The cemi field theory proposes that the brain’s EM field is what ‘can load the dice, can exert a constant pressure in the right direction’. This is what we experience as the will. It is causal, but it differs from our experience of non-conscious involuntary actions because our conscious mind—the brain’s EM field—is in the driving seat exerting the pressure that leads to actions. That pressure is driven by the most complex and dynamic EM object in the known universe, the cemi field, to deliver actions that are better informed than those driven solely by neuronal wires, providing James’ ‘invaluable service’. Will is not an illusion. It is our experience of EM field-level control. It may be the greatest gift that evolution has conferred on humanity.
7. Discussion
The cemi field theory provides a physical theory of consciousness that, as far as I am aware, is consistent will all known facts of conscious experience. Unlike other popular theories of consciousness, such as Integrated Information Theory or Global Workspace theory, the cemi field theory provides a physical rather than merely a theoretical description of consciousness. It envisages consciousness as EM field information encoded in the brains’ EM field experienced by the brain’s EM field. Again, unlike most other theories of consciousness, the theory provides many testable predictions, most of which have been validated by experimental findings. By shifting the substrate of consciousness from the particulate matter of the brain to the equally physical but immaterial EM field of the brain, the cemi field theory effortlessly solves the binding problem. It also, for the first time, provides a clear physical distinction between conscious and non-conscious neural activity as well as between non-conscious and willed actions. It envisages what we call ‘free will’ as our experience of the influence of the brain’s EM on neural firing patterns that lead to motor actions.
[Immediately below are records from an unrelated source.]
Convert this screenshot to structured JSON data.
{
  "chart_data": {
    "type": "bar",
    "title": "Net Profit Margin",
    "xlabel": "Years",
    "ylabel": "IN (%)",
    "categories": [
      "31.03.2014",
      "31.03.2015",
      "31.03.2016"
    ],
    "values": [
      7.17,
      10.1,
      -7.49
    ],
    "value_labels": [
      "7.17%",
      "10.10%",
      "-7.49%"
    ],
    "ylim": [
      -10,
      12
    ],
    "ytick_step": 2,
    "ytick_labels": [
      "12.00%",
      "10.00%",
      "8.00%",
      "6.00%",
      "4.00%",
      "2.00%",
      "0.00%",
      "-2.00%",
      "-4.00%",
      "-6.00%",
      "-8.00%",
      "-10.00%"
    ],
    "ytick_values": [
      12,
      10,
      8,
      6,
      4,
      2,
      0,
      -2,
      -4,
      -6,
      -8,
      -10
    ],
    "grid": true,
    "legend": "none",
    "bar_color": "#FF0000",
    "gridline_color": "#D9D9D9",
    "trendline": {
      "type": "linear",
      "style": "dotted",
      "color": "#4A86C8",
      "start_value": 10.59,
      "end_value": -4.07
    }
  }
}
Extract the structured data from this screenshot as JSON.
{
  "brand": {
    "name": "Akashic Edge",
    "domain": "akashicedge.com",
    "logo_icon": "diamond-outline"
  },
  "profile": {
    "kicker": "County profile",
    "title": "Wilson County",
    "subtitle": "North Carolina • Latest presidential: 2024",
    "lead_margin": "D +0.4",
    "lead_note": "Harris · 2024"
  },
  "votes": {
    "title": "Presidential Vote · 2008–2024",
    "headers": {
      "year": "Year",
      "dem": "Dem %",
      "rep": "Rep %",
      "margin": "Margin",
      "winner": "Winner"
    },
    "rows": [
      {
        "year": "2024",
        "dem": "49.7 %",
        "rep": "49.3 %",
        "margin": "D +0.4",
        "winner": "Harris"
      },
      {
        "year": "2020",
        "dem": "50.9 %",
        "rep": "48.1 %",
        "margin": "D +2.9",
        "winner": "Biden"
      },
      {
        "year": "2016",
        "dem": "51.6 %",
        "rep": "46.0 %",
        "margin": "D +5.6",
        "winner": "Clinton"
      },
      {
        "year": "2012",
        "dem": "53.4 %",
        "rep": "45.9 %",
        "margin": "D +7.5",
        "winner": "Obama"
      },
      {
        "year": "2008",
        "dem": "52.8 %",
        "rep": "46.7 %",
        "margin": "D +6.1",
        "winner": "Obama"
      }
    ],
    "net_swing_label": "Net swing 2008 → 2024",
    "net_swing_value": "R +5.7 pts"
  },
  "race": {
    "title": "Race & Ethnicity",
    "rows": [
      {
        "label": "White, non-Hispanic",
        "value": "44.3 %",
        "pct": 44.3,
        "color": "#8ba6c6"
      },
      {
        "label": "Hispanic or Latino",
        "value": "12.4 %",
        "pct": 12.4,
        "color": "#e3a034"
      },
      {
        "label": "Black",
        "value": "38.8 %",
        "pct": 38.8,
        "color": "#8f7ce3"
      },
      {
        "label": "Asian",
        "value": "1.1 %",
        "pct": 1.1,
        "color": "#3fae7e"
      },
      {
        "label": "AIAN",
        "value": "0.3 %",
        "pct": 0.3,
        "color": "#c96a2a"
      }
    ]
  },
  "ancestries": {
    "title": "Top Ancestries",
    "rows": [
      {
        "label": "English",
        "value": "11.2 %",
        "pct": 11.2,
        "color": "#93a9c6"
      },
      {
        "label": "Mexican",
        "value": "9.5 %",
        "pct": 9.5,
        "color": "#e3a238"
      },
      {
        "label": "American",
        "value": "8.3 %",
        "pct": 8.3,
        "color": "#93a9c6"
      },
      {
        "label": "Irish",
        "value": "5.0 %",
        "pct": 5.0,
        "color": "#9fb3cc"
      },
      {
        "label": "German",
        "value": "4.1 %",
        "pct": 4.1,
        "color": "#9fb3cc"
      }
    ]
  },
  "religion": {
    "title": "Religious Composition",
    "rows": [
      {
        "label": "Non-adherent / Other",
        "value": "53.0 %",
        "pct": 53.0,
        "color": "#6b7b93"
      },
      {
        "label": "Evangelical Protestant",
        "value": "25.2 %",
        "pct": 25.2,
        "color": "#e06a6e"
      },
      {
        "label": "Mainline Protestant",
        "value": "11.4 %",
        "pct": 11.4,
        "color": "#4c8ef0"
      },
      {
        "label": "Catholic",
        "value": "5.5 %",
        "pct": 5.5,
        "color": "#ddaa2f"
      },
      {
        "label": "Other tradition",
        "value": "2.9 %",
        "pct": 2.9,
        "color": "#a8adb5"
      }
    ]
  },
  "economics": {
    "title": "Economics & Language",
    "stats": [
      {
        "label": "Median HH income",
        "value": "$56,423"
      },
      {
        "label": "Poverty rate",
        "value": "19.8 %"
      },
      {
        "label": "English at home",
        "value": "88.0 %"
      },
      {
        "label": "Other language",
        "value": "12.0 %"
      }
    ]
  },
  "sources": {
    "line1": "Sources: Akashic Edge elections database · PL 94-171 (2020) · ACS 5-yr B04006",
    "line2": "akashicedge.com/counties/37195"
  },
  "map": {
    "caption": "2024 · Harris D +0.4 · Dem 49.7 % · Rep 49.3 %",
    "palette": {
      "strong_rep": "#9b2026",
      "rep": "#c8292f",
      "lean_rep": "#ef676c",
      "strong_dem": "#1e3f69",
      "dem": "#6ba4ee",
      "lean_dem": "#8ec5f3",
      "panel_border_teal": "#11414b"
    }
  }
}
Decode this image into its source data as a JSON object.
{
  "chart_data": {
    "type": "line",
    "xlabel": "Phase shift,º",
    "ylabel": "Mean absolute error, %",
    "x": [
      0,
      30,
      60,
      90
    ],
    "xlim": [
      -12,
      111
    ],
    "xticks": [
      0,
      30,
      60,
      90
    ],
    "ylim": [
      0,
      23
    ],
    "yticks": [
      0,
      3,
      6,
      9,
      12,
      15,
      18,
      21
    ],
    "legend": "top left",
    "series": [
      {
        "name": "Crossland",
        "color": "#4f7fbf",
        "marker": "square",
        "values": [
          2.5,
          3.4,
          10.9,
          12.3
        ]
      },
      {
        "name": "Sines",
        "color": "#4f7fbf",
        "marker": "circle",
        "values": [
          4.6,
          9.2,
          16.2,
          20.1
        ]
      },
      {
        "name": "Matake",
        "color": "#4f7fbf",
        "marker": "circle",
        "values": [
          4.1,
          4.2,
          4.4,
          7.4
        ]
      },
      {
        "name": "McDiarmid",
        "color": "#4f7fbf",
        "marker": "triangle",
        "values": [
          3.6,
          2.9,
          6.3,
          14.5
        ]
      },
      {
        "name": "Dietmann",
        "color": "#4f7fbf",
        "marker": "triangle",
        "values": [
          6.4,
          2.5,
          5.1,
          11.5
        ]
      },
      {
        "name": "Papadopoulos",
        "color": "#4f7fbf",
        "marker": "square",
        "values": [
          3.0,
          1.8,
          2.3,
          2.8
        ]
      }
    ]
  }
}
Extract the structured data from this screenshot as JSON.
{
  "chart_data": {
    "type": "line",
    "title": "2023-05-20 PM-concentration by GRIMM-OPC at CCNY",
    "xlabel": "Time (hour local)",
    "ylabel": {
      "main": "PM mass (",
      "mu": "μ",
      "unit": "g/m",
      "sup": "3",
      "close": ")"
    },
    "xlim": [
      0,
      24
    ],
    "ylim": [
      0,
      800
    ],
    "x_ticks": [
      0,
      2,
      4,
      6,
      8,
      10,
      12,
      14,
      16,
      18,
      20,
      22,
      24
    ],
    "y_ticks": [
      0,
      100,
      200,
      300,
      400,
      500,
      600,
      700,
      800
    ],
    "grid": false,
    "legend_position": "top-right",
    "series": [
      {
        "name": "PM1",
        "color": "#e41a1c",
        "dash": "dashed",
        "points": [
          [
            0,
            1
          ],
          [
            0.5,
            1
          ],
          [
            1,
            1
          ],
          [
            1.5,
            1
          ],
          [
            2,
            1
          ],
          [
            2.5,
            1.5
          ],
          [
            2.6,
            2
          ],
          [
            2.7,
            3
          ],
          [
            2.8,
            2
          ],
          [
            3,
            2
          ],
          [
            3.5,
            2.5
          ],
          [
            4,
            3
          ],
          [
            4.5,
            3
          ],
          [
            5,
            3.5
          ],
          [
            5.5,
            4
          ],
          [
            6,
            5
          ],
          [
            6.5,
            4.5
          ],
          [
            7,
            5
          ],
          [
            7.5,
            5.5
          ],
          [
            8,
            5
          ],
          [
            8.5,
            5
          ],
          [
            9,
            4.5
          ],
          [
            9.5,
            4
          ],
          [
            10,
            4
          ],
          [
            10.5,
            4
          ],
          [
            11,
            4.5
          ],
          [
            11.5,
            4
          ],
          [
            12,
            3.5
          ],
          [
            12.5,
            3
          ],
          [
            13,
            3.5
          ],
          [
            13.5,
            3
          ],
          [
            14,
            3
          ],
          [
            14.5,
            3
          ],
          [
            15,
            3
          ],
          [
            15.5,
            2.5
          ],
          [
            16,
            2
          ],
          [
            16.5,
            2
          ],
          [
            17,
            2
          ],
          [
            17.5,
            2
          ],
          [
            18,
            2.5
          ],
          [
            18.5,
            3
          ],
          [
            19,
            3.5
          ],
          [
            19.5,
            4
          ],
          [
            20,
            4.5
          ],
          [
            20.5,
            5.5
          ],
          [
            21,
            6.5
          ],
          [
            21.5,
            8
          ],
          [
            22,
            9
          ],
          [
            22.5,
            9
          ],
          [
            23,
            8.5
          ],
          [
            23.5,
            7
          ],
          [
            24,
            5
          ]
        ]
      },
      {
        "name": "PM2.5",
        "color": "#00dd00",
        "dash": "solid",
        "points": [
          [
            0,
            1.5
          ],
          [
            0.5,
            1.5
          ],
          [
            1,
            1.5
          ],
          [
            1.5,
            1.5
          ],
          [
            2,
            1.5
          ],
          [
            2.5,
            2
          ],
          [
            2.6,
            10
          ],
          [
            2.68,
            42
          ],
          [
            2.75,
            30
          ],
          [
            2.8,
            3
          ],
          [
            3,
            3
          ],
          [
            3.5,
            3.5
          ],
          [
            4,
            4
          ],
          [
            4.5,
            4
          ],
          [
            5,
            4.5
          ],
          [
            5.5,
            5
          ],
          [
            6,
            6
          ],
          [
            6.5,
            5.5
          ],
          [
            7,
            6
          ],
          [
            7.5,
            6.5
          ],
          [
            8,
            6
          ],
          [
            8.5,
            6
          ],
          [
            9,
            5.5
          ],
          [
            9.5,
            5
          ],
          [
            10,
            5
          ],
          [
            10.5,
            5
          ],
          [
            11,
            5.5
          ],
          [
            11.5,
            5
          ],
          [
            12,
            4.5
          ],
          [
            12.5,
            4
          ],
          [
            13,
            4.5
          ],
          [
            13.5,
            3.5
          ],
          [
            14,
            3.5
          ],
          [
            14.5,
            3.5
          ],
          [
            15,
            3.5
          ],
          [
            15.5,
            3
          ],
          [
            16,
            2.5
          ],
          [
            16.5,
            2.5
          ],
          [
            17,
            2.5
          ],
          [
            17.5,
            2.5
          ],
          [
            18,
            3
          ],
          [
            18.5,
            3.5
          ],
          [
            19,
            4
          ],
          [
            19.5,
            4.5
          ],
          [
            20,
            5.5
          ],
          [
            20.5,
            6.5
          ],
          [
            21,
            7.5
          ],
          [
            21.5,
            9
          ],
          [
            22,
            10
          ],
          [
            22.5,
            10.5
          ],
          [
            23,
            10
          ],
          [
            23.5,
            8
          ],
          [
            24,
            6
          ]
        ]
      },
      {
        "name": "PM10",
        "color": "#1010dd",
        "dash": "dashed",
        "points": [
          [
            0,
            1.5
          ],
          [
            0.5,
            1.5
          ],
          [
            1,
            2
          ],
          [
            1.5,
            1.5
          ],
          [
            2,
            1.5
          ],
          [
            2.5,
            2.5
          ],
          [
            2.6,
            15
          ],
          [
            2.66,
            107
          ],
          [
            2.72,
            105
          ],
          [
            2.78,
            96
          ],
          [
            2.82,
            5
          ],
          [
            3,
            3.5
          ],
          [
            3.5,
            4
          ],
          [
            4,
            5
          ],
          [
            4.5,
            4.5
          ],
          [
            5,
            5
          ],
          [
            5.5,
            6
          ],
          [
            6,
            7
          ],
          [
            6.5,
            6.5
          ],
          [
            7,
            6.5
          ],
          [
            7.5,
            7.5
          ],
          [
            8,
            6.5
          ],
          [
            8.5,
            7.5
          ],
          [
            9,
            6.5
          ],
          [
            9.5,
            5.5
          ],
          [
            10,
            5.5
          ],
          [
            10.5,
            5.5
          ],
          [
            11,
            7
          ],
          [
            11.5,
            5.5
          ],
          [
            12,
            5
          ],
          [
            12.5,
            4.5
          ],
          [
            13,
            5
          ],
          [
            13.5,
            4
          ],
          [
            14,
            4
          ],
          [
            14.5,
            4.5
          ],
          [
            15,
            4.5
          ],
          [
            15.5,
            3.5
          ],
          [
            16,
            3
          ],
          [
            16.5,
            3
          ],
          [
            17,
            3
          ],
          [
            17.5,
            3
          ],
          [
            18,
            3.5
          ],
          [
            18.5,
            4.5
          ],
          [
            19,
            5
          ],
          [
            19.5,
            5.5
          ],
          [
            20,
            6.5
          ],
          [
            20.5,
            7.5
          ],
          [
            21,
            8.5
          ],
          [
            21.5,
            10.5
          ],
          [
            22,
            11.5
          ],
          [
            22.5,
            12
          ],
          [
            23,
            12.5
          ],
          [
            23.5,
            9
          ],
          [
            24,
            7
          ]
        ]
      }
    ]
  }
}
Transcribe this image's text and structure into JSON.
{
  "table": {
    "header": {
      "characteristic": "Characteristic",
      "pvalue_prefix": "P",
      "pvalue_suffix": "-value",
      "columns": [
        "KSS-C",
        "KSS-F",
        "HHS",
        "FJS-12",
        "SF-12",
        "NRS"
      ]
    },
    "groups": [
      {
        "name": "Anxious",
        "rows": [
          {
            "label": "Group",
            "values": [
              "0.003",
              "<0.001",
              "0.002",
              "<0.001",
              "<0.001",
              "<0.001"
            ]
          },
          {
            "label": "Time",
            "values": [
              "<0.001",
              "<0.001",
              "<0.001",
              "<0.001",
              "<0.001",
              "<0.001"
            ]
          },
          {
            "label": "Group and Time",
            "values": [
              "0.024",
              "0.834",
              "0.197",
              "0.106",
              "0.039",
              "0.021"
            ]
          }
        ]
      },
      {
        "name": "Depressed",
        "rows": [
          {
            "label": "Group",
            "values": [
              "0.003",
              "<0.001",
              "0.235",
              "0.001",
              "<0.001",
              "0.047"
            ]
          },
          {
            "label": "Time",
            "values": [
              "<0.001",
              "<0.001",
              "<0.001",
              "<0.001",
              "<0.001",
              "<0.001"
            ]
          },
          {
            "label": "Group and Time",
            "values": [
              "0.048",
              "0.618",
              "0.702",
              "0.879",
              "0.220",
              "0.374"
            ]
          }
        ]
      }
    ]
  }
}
Of course, like all theories of consciousness, more theoretical, experiment and philosophical research is needed to thoroughly explore and test the cemi field theory. On the theoretical side, more work needs to be done on the mathematical structure of the theory in order to deliver accurate predictions capable of being verified/refuted. On the experimental side, a great deal more could be investigated on the interaction between brain tissue and EM fields. AI may also be a promising avenue for future experimental research, particularly if computers could be designed that compute through EM field interactions as well as neuronal/synaptic connections. On the philosophical side, a good deal of work needs to be done to gain an understanding of what it might feel like to be the brain’s endogenous EM field. For example, how would an EM field that travels at the speed of light, and thereby experiences zero time between transmitter and receiver, experience the arrow of time? Understanding the implications of the cemi field theory is challenging, but it could provide the key to unlocking one of the last great mysteries of science.